Second Appeal to the Madhya Pradesh Information Commission — Section 19(3)
If the First Appeal does not produce a satisfactory outcome, file a Second Appeal under Section 19(3) of the RTI Act with the Madhya Pradesh Information Commission (MPIC) in Bhopal, within 90 days of the FAA's order or the expiry of the FAA's response period.
The MP Van Vibhag is a state government department — a state public authority under Section 2(h) of the RTI Act. Second appeals against all state public authorities in Madhya Pradesh must be filed before the Madhya Pradesh Information Commission (MPIC). The Central Information Commission (CIC) has no jurisdiction over any MP state government body, including the Van Vibhag, DFOs, Field Directors, or the PCCF's office. A second appeal sent to CIC for an MP Forest Department matter will be dismissed or returned without a hearing. MPIC is the sole and correct second-appeal forum.

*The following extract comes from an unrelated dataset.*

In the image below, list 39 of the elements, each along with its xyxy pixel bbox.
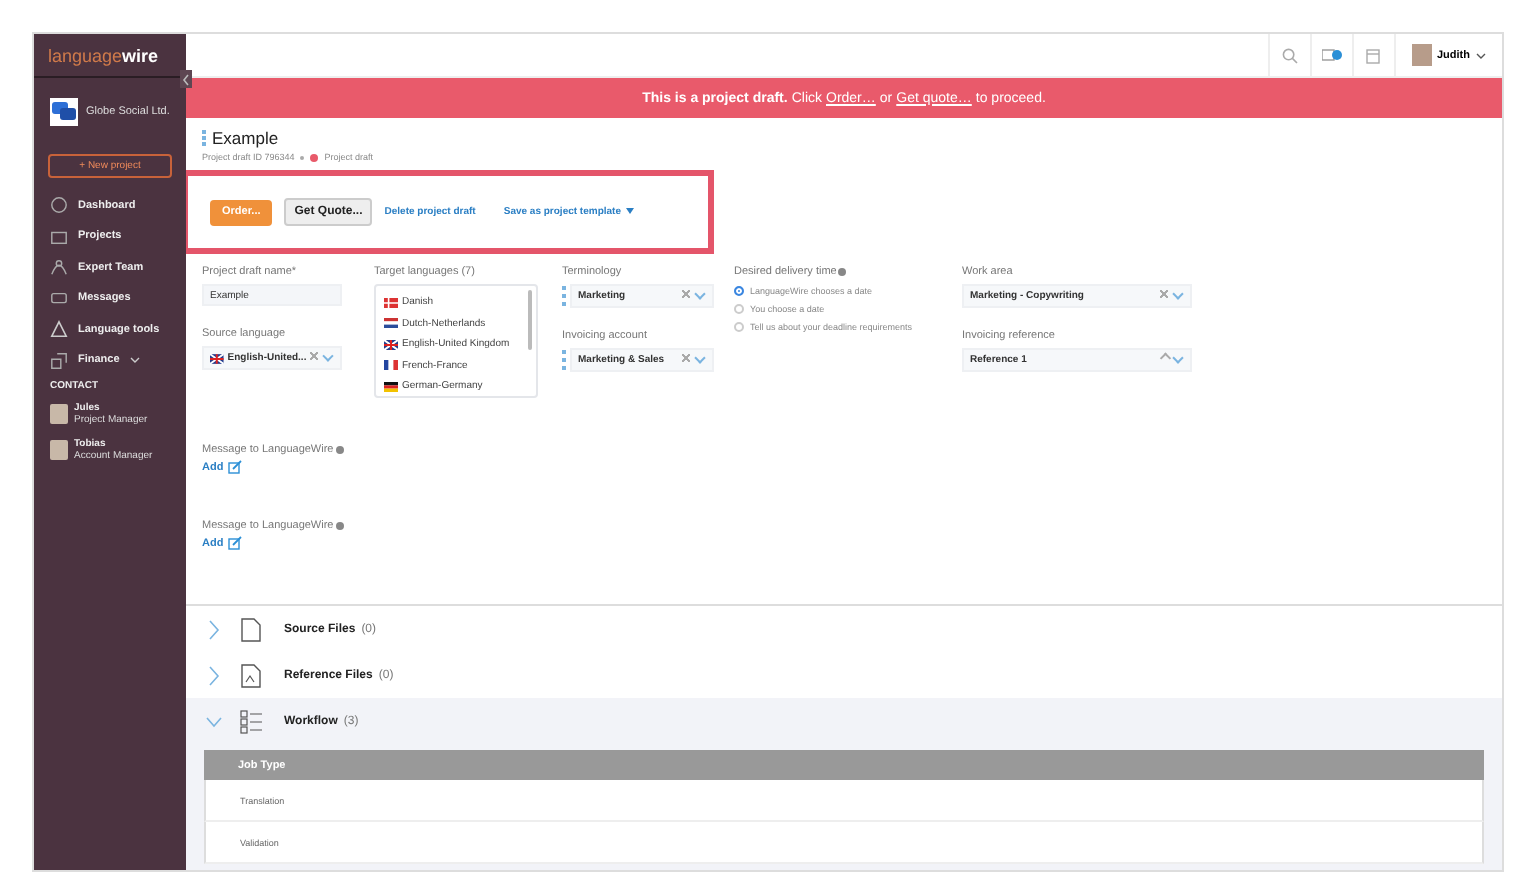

Second appeals to MPIC may be filed online through its official portal, by post, or in person at the MPIC office in Bhopal.
Penalty for Non-Compliance — Section 20
If MPIC finds that a CPIO failed to comply with the RTI Act without reasonable cause — by not responding within the statutory period, providing false or misleading information, or wilfully obstructing the supply of information — it can impose a penalty of ₹250 per day on the CPIO personally, up to a maximum of ₹25,000. MPIC can also recommend disciplinary action under the applicable state service rules.
Practical Tips
- For encroachment queries, ask for the beat-level encroachment register, not just summary figures. The beat-level register is the primary document; summary figures in division reports are sometimes manipulated. Ask for the register and cross-check against the summary.
- For FRA claim queries, file with both the DFO's office and the District Collector's DLC simultaneously. The Forest Department holds its own objections; the DLC holds the claim proceedings and final order. Filing with both provides a complete picture of where a claim has been stalled and what role the Forest Department played.
- For CAMPA fund utilisation, always ask for the survival rate assessment report. The survival rate of planted saplings is the key performance metric; CAMPA guidelines require annual assessments. A division that shows large expenditure on afforestation but has never produced a survival rate report is a significant red flag.
- For wildlife crime FIRs, specify the section of the Wildlife Protection Act, 1972 under which the FIR was registered, if known. This helps the CPIO retrieve the correct document. Offences involving tigers, leopards, elephants, and other Schedule I species are registered under Section 51 of the Wildlife Protection Act.
- For eco-tourism revenue, ask for the record of funds deposited in the 'Tiger Conservation Foundation' or equivalent trust account, if one exists for the reserve. Many tiger reserves route eco-tourism revenue through a trust or society that is a separate public authority for RTI purposes; filing with both the Field Director and the trust covers all revenue pathways.
- Use rti.mp.gov.in, not rtionline.gov.in, for all MP Van Vibhag applications. rtionline.gov.in is the Central Government portal. Using the wrong portal causes delays, as the application will need to be forwarded or refiled.
- If seeking data about NTCA directives or tiger estimation methodology, file a separate RTI with NTCA via rtionline.gov.in. NTCA and MoEFCC are Central Government bodies; their records are not held by the MP Forest Department and must be obtained through the Central Government portal with the second appeal to CIC.
- Claim the BPL fee exemption if eligible. Tribal families in MP's forest fringe villages are among the most frequent RTI applicants on FRA and encroachment issues, and many hold BPL cards. Under Section 7(5), they owe no fee and cannot be charged for record inspection.